This last argument was the one put forward by Alabama state Sen. Shadrack McGill (R):
“If you double a teacher’s pay scale, you’ll attract people who aren’t called to teach.
“To go in and raise someone’s child for eight hours a day, or many people’s children for eight hours a day, requires a calling. It better be a calling in your life. I know I wouldn’t want to do it, OK?
“And these teachers that are called to teach, regardless of the pay scale, they would teach. It’s just in them to do. It’s the ability that God give ‘em. And there are also some teachers, it wouldn’t matter how much you would pay them, they would still perform to the same capacity.
“If you don’t keep that in balance, you’re going to attract people who are not called, who don’t need to be teaching our children. So, everything has a balance.”

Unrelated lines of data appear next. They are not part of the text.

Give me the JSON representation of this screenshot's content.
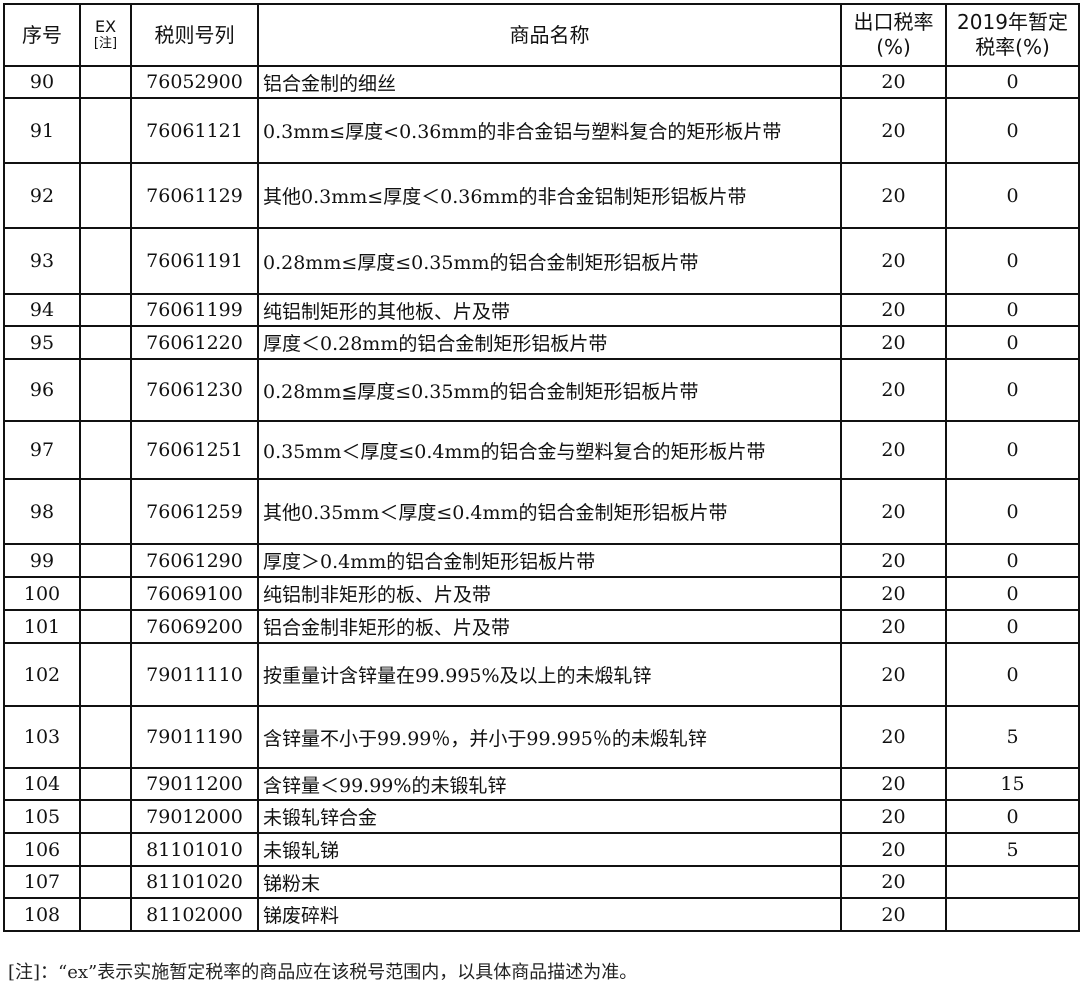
{
  "header": {
    "seq": "序号",
    "ex": "EX",
    "ex_note": "[注]",
    "code": "税则号列",
    "name": "商品名称",
    "export_rate_1": "出口税率",
    "export_rate_2": "(%)",
    "temp_rate_1": "2019年暂定",
    "temp_rate_2": "税率(%)"
  },
  "rows": [
    {
      "seq": "90",
      "ex": "",
      "code": "76052900",
      "name": "铝合金制的细丝",
      "export_rate": "20",
      "temp_rate": "0"
    },
    {
      "seq": "91",
      "ex": "",
      "code": "76061121",
      "name": "0.3mm≤厚度<0.36mm的非合金铝与塑料复合的矩形板片带",
      "export_rate": "20",
      "temp_rate": "0"
    },
    {
      "seq": "92",
      "ex": "",
      "code": "76061129",
      "name": "其他0.3mm≤厚度＜0.36mm的非合金铝制矩形铝板片带",
      "export_rate": "20",
      "temp_rate": "0"
    },
    {
      "seq": "93",
      "ex": "",
      "code": "76061191",
      "name": "0.28mm≤厚度≤0.35mm的铝合金制矩形铝板片带",
      "export_rate": "20",
      "temp_rate": "0"
    },
    {
      "seq": "94",
      "ex": "",
      "code": "76061199",
      "name": "纯铝制矩形的其他板、片及带",
      "export_rate": "20",
      "temp_rate": "0"
    },
    {
      "seq": "95",
      "ex": "",
      "code": "76061220",
      "name": "厚度＜0.28mm的铝合金制矩形铝板片带",
      "export_rate": "20",
      "temp_rate": "0"
    },
    {
      "seq": "96",
      "ex": "",
      "code": "76061230",
      "name": "0.28mm≦厚度≤0.35mm的铝合金制矩形铝板片带",
      "export_rate": "20",
      "temp_rate": "0"
    },
    {
      "seq": "97",
      "ex": "",
      "code": "76061251",
      "name": "0.35mm＜厚度≤0.4mm的铝合金与塑料复合的矩形板片带",
      "export_rate": "20",
      "temp_rate": "0"
    },
    {
      "seq": "98",
      "ex": "",
      "code": "76061259",
      "name": "其他0.35mm＜厚度≤0.4mm的铝合金制矩形铝板片带",
      "export_rate": "20",
      "temp_rate": "0"
    },
    {
      "seq": "99",
      "ex": "",
      "code": "76061290",
      "name": "厚度＞0.4mm的铝合金制矩形铝板片带",
      "export_rate": "20",
      "temp_rate": "0"
    },
    {
      "seq": "100",
      "ex": "",
      "code": "76069100",
      "name": "纯铝制非矩形的板、片及带",
      "export_rate": "20",
      "temp_rate": "0"
    },
    {
      "seq": "101",
      "ex": "",
      "code": "76069200",
      "name": "铝合金制非矩形的板、片及带",
      "export_rate": "20",
      "temp_rate": "0"
    },
    {
      "seq": "102",
      "ex": "",
      "code": "79011110",
      "name": "按重量计含锌量在99.995%及以上的未煅轧锌",
      "export_rate": "20",
      "temp_rate": "0"
    },
    {
      "seq": "103",
      "ex": "",
      "code": "79011190",
      "name": "含锌量不小于99.99％，并小于99.995％的未煅轧锌",
      "export_rate": "20",
      "temp_rate": "5"
    },
    {
      "seq": "104",
      "ex": "",
      "code": "79011200",
      "name": "含锌量＜99.99%的未锻轧锌",
      "export_rate": "20",
      "temp_rate": "15"
    },
    {
      "seq": "105",
      "ex": "",
      "code": "79012000",
      "name": "未锻轧锌合金",
      "export_rate": "20",
      "temp_rate": "0"
    },
    {
      "seq": "106",
      "ex": "",
      "code": "81101010",
      "name": "未锻轧锑",
      "export_rate": "20",
      "temp_rate": "5"
    },
    {
      "seq": "107",
      "ex": "",
      "code": "81101020",
      "name": "锑粉末",
      "export_rate": "20",
      "temp_rate": ""
    },
    {
      "seq": "108",
      "ex": "",
      "code": "81102000",
      "name": "锑废碎料",
      "export_rate": "20",
      "temp_rate": ""
    }
  ],
  "footnote": "[注]：“ex”表示实施暂定税率的商品应在该税号范围内，以具体商品描述为准。"
}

One notes, of course, that this appears to make teaching different from nearly every other profession and, indeed, the basics of capitalist economics. For most professions, we assume that people are not altruists who do what they do "for love of the game". We don't assume they're purely mercenary, but we do think that performance is tied to pay and compensation. And the corollary is that if you want better people, you shell out more dough. If I'm repairing my roof, I can hire a cheap contractor who will likely do a shoddy job, or I can hire a more expensive one who will do the job right. You get what you pay for. This idea that the way to increase performance is to reduce pay so you only get the most "passionate" applicants is not, shall we say, a universally accepted principle, and certainly one Sen. McGill applies in his own life (he just voted to give himself a 67% pay raise. Apparently he's not "called" to legislate?). But teachers, for some reason, are a special case.